Shallow overview of institutional plant-based meal campaigns in the US and Western Europe (Rethink Priorities)
Executive summary
- This report provides a shallow overview of the potential for impactful opportunities from institutional plant-based meal campaigns in the U.S., France, Germany, UK, Spain, and Italy based on reviewing existing research and speaking with organizations conducting such campaigns.
- Campaigns that seek to make plant-based meals the default or set ambitious targets to reduce animal product purchases appear to offer potentially large effects. However, these campaigns may have lower chances of winning these changes and ensuring they are held, compared to less restrictive changes like offering more plant-based options every day.
- When designing changes, one should emphasize reducing all animal products in order to avoid substitution from beef and lamb to chicken, seafood, and eggs, which require more animals to be harmed.
- It appears that most large schools and universities in the U.S., France, and Germany offer regular meatless meal options. This leaves fewer opportunities available for campaigns to secure more of these particular changes. We have not seen strong evidence yet that organizations are winning much stronger changes affecting meals available or served at a large enough scale to offer significant impact.
- It appears that classroom offerings of meatless meals in Italy, Spain, and the UK are far less widespread, leaving potential room for impact from further work there. However, because we spent less time researching these countries, further research is recommended to confirm the scale of this potential opportunity, such as supporting a group to replicate these studies (Essere Animali 2024, Ottonova 2022).

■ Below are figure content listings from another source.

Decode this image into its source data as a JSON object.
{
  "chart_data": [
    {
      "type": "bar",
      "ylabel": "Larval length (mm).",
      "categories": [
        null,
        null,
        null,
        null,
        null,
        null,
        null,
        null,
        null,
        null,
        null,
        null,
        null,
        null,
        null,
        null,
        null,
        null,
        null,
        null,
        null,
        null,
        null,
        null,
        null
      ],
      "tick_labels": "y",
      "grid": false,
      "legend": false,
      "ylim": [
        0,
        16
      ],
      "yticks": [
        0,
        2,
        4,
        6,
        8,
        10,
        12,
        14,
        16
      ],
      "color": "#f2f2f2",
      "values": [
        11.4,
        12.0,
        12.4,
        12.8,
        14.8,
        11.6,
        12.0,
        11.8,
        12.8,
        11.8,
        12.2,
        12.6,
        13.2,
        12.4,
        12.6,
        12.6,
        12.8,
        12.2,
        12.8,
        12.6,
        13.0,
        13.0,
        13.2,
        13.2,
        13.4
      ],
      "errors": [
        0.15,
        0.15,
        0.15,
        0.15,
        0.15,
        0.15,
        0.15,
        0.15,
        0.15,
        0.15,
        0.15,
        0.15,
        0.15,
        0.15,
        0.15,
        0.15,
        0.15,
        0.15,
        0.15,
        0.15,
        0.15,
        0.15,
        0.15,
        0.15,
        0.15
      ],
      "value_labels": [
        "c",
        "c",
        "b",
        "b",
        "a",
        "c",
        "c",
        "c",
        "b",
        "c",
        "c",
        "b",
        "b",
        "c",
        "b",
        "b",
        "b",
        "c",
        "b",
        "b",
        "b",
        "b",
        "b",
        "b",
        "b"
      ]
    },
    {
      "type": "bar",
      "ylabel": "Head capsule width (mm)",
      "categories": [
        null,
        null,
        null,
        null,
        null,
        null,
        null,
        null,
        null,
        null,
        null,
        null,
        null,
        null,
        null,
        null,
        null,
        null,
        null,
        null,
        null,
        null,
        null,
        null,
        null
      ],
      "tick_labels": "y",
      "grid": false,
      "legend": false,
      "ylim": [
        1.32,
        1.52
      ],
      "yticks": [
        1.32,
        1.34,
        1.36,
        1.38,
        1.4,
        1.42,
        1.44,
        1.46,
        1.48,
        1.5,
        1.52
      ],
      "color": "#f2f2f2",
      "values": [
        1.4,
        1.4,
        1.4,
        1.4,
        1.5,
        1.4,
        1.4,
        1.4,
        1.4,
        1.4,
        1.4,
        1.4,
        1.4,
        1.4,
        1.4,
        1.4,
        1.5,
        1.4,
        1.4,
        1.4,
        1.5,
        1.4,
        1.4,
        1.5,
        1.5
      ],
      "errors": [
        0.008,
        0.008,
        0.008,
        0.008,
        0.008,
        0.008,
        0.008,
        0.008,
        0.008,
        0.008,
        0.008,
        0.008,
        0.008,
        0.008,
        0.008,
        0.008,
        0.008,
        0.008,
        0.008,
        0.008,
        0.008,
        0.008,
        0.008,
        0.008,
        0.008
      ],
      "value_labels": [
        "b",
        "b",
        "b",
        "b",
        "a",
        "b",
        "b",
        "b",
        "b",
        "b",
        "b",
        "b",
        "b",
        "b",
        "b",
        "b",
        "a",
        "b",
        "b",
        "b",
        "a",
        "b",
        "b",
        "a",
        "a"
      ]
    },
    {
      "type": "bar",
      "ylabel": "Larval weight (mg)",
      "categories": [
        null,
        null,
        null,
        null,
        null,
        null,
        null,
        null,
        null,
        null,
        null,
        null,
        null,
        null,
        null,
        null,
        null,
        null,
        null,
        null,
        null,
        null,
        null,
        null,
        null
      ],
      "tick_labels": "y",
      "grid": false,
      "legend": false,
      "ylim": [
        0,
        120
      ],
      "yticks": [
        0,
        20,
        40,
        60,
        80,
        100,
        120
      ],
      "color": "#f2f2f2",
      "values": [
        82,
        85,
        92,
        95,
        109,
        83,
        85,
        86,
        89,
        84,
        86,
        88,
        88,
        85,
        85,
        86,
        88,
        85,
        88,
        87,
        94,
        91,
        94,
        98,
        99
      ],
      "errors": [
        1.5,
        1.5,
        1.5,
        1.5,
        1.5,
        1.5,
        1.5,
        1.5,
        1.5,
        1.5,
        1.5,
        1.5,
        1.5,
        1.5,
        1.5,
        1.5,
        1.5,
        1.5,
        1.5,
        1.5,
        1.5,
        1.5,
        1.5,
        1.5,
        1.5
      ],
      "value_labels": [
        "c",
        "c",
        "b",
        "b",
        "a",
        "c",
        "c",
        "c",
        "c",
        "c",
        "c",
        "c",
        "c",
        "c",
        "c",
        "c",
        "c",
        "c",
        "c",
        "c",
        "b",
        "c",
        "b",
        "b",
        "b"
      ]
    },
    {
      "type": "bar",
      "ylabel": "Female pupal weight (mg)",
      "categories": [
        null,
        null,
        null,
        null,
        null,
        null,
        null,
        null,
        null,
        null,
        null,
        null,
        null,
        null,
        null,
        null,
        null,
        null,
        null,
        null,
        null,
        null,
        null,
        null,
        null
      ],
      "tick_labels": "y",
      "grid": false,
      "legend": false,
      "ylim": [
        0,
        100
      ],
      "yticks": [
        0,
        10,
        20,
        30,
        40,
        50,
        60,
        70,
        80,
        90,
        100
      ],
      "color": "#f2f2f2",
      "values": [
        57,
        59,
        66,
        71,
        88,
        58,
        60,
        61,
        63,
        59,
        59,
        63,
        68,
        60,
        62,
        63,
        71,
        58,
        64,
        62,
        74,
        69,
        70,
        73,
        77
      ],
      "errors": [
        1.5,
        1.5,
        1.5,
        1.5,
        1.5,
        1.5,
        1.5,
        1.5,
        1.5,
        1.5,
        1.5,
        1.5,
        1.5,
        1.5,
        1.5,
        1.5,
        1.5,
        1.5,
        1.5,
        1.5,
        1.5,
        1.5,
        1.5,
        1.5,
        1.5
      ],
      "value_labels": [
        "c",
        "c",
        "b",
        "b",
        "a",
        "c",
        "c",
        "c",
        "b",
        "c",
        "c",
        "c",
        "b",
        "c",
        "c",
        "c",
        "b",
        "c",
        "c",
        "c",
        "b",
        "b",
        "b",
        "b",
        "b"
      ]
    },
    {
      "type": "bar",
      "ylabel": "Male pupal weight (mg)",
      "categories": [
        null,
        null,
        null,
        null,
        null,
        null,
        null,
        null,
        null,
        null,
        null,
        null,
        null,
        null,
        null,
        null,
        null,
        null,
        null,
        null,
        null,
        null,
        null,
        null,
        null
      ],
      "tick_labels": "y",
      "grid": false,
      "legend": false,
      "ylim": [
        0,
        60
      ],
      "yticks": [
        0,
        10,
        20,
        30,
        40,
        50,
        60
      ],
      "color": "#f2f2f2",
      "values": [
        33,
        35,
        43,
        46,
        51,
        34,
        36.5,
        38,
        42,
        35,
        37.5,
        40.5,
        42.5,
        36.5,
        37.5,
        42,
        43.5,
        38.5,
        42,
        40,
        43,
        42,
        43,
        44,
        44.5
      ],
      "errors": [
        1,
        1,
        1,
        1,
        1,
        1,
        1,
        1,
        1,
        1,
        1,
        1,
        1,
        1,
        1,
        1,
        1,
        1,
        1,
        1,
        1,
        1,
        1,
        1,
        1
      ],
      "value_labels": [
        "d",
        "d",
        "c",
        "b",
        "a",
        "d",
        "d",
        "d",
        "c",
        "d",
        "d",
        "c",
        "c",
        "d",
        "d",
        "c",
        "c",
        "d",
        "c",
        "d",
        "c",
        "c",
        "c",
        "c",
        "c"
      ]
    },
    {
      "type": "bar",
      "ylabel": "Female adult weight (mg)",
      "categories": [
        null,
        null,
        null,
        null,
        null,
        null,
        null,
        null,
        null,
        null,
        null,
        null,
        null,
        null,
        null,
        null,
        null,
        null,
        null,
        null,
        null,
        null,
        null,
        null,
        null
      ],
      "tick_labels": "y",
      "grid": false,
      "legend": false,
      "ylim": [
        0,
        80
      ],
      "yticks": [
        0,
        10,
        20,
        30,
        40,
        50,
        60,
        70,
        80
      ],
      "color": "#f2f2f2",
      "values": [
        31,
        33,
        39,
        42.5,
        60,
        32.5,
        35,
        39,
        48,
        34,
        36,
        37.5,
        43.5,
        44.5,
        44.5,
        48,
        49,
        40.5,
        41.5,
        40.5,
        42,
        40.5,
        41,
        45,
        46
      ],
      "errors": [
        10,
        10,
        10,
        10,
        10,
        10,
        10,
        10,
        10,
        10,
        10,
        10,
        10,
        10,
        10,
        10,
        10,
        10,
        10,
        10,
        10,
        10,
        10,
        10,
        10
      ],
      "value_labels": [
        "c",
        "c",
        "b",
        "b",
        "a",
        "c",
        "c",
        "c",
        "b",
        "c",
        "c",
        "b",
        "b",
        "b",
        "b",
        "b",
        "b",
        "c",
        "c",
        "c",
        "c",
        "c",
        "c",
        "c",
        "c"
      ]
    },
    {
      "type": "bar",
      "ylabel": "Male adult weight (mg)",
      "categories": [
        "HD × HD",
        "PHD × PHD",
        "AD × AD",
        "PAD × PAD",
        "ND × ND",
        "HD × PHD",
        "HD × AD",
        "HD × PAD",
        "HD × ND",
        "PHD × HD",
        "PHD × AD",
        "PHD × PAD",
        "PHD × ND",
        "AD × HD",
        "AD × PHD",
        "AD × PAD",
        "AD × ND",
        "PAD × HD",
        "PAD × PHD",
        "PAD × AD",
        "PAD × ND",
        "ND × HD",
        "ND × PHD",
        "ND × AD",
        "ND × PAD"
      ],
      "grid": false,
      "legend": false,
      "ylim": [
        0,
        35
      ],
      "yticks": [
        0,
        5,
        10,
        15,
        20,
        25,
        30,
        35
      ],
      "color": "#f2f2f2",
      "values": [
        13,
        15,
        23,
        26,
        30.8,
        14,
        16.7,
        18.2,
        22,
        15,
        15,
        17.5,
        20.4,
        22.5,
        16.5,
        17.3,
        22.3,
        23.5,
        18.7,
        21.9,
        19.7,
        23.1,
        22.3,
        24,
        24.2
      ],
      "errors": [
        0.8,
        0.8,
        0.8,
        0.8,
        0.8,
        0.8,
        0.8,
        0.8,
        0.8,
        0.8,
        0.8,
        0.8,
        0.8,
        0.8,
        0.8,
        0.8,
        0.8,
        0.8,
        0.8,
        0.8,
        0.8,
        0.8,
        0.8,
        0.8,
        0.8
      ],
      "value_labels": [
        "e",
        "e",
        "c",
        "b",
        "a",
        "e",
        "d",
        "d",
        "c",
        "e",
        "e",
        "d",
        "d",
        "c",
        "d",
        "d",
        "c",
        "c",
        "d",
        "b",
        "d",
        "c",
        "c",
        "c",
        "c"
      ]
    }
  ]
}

- The cost-effectiveness of campaigns to win such changes seems to depend on the ambition of the change requested, the relatively high campaign costs even for small wins, and the uncertainty around costs needed to ensure this change is maintained over time. Cost-effectiveness can quickly hit diminishing returns where existing coverage is high and the extent of large-scale opportunities remaining is limited.
- High-impact opportunities may be in securing stronger changes from large institutions or catering companies that serve many institutions (e.g., plant-based defaults or high % animal product purchase reductions), expanding the size of commitments secured by relatively low-cost student-led university campaigns, or securing even more modest changes such as plant-based options every day in Italy, Spain, and the UK where existing coverage appears to be low.